MassBudget Brief: Fiscal Year 2010 Budget Preview

Thursday, January 22, 2009

Introduction

As Massachusetts begins the FY2010 budget process, the state faces a budget gap of more than $3.1 billion. In other words, the taxes and other revenues the Commonwealth is expected to receive will fall short of the anticipated cost of maintaining current services by that amount. This estimate is likely a best case scenario. It assumes that revenue does not fall any more than is currently anticipated and that inflationary and related cost increases in many areas of government would be only two percent. It does assume higher rates of growth for health care costs and other areas where the recession is leading to increasing demand for services.

This budget gap is the result of two factors:

  1. The nation is in the middle of a recession that will likely prove to be the most severe since the Great Depression of the 1930s. Recessions create fiscal problems for states because tax revenues decline as incomes and spending in the private sector fall, and at the same time the demand for services increases as people lose their jobs and rely on the state’s safety net.
  2. The Commonwealth has created structural budget problems for itself as a consequence of enacting permanent tax cuts in the late 1990s in response to temporary budget surpluses.1

This Budget Brief focuses on the state’s current fiscal crisis and estimates the size of the preliminary FY2010 budget gap.
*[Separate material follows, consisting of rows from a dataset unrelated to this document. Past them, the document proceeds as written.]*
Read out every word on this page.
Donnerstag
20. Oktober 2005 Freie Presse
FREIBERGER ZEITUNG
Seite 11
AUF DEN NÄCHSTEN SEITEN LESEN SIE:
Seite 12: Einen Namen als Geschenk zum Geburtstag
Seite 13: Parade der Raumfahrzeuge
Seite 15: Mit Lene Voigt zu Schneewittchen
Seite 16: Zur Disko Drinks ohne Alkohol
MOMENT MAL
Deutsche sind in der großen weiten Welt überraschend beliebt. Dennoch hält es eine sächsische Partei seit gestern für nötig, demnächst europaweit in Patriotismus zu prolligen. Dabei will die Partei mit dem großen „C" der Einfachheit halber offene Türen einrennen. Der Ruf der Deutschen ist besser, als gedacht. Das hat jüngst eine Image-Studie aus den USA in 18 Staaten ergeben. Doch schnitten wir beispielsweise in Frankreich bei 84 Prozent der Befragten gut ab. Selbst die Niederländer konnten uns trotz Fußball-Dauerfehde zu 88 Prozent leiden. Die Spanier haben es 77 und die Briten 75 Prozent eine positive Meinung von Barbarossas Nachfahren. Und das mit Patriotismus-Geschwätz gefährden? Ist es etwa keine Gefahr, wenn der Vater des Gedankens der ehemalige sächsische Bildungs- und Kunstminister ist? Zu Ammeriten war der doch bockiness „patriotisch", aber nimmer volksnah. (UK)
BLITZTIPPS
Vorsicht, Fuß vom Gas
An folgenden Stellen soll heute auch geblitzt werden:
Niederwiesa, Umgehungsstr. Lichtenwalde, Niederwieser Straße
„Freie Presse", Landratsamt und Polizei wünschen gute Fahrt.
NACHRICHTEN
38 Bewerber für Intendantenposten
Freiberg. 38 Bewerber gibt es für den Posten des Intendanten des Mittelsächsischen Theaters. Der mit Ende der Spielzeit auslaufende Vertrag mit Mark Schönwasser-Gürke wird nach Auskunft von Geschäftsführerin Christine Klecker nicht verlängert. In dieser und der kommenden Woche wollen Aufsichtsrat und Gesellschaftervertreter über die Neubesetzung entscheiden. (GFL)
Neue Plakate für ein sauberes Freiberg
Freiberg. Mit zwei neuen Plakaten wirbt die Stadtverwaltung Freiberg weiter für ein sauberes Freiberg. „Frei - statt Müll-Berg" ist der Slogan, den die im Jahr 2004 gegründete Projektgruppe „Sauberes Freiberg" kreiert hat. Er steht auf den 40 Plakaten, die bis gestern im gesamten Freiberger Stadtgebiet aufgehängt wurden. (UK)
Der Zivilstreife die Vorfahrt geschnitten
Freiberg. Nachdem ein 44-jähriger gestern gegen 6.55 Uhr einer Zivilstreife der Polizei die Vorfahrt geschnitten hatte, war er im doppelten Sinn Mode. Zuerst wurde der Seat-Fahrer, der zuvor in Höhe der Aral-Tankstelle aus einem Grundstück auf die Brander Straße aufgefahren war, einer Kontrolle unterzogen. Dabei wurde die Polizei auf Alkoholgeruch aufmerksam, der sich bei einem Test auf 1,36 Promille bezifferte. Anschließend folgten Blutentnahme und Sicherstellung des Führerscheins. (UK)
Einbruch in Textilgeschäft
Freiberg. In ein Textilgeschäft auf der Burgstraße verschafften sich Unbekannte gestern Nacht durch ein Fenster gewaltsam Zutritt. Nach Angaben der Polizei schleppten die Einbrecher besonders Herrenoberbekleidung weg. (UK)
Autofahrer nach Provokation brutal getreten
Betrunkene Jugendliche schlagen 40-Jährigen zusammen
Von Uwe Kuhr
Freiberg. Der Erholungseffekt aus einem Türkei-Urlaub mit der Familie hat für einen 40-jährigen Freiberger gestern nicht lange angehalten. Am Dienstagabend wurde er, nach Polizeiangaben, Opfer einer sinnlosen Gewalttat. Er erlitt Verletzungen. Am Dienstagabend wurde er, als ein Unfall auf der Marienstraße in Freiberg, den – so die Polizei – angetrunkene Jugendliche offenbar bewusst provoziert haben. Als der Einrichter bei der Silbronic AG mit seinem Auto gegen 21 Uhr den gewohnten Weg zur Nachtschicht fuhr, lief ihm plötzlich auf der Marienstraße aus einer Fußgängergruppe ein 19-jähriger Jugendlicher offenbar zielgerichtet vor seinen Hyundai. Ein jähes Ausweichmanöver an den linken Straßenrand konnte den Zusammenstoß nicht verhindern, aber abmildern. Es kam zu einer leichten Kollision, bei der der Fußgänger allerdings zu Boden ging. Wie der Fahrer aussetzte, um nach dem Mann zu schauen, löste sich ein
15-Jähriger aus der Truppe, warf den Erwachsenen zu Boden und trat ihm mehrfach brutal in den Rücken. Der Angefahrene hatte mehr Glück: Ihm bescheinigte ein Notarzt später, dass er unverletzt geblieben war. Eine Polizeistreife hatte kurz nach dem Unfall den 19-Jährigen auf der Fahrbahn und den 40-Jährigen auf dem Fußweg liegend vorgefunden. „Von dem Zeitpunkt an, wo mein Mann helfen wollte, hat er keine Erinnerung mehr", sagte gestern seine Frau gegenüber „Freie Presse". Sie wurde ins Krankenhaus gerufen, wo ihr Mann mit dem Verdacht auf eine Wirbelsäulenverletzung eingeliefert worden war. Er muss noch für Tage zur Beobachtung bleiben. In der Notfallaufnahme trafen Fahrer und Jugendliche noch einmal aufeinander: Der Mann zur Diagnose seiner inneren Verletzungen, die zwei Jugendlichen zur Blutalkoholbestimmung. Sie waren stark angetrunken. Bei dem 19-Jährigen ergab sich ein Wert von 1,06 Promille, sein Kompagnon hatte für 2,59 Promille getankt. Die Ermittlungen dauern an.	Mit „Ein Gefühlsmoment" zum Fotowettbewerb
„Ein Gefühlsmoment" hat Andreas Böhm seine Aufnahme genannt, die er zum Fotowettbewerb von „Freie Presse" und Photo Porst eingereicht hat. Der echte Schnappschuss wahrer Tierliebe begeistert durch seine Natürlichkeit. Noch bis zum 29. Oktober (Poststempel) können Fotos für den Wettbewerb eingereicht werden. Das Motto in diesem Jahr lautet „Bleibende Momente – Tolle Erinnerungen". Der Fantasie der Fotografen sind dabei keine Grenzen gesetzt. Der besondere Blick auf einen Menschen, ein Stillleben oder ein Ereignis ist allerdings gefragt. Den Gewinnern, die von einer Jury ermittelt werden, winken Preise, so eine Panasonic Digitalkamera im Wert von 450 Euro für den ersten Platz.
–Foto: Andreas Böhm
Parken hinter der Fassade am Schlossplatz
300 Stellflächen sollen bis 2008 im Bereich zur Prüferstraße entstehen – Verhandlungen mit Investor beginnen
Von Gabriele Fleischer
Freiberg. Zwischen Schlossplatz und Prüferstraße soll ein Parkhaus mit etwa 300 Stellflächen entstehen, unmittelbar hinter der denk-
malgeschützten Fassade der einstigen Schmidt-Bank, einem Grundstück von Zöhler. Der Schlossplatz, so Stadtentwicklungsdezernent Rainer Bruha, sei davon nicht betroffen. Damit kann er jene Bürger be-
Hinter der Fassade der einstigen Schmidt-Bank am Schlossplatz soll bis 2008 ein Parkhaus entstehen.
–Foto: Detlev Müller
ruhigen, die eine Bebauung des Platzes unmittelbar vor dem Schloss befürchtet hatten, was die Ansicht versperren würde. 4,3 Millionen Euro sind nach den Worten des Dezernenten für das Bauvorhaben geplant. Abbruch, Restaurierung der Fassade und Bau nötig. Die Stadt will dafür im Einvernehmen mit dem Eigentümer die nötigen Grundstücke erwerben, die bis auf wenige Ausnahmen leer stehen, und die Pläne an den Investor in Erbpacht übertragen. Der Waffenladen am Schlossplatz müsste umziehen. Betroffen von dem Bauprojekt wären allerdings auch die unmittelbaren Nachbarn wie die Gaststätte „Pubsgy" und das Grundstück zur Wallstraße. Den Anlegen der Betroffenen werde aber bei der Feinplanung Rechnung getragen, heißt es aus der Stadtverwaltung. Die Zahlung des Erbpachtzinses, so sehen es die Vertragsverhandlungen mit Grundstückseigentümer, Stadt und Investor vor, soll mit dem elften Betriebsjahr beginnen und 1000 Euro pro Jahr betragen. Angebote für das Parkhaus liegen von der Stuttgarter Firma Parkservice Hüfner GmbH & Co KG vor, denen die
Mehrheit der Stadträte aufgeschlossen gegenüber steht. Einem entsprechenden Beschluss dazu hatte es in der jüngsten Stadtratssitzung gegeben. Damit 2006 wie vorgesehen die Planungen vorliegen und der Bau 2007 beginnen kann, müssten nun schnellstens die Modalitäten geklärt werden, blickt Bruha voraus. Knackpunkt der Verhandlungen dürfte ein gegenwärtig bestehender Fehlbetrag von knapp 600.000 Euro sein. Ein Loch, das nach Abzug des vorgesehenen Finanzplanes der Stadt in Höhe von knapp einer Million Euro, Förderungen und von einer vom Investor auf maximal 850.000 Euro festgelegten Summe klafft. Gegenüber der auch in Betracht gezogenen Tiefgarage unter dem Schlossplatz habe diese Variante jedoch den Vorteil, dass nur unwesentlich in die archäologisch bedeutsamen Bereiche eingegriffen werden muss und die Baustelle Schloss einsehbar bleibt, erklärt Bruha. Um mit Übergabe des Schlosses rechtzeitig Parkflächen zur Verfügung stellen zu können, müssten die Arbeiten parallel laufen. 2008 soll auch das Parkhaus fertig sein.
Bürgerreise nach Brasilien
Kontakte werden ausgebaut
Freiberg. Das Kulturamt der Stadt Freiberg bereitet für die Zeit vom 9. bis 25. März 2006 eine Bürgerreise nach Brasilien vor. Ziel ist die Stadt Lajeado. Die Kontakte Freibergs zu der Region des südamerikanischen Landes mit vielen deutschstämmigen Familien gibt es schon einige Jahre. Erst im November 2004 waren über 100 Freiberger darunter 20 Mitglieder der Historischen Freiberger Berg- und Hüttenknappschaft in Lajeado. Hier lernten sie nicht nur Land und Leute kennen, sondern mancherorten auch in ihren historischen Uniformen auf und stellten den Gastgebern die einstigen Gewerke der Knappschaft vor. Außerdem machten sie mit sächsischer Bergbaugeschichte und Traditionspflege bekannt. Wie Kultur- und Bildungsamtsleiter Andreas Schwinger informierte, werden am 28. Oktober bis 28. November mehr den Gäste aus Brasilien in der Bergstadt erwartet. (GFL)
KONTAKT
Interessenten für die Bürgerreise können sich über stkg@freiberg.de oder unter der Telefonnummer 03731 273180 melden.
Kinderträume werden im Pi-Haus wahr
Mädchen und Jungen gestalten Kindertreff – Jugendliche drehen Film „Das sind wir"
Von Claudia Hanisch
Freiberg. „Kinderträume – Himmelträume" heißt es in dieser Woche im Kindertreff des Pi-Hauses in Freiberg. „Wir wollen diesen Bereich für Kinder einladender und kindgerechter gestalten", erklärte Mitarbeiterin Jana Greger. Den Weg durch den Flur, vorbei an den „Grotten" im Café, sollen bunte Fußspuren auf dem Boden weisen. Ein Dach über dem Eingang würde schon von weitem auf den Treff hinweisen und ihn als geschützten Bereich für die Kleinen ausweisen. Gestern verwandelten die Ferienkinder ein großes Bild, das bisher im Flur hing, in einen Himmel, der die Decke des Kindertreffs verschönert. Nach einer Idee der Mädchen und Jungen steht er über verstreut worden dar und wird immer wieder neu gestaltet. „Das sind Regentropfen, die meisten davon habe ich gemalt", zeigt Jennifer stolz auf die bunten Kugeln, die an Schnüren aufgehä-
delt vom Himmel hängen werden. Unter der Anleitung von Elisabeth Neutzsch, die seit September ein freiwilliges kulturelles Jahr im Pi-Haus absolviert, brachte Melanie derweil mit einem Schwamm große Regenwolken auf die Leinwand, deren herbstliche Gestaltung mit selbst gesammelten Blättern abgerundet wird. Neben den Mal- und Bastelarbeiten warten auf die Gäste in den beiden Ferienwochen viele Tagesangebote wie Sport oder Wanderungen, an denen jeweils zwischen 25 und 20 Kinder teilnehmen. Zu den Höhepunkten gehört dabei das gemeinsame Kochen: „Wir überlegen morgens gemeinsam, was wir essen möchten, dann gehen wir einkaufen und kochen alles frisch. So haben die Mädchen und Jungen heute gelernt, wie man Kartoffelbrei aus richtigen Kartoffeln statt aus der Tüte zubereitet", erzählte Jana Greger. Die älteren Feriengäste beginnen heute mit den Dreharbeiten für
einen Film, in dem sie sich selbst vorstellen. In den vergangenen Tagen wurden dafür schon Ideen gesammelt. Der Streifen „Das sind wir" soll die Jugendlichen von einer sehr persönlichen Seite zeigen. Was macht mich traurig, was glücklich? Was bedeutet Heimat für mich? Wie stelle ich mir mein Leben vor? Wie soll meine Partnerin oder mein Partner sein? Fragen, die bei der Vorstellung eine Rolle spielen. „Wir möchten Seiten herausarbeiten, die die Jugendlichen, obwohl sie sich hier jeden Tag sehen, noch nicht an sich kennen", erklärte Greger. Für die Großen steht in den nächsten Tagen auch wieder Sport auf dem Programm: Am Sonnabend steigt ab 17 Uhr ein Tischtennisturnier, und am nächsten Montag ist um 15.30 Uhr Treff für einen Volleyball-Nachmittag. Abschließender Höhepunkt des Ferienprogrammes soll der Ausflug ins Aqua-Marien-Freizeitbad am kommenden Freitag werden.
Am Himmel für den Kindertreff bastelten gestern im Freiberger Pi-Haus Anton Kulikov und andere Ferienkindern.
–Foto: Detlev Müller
Identifying and Closing a Budget Gap

A budget is “structurally balanced” when ongoing revenues are sufficient to pay for expenses. If the budget is not structurally balanced and there is a deficit, the Governor and Legislature will have to cut spending or increase revenues. Revenue increases can be either permanent (such as a tax increase, an increase in fees, or a new ongoing source of federal revenue) or one-time (such as a withdrawal from the Stabilization Fund – the “Rainy Day Fund” – or a transfer from a non-budgeted fund or other reserves, or temporary aid from the federal government). Similarly, spending reductions can be permanent, or they can be temporary, such as postponing spending by pushing certain payments off into a future fiscal year.


 1. See Massachusetts Budget and Policy Center, “Substantial Surpluses to Dangerous Deficits: A Look at State Fiscal Policies from 1998 to 2008”, January 14, 2009.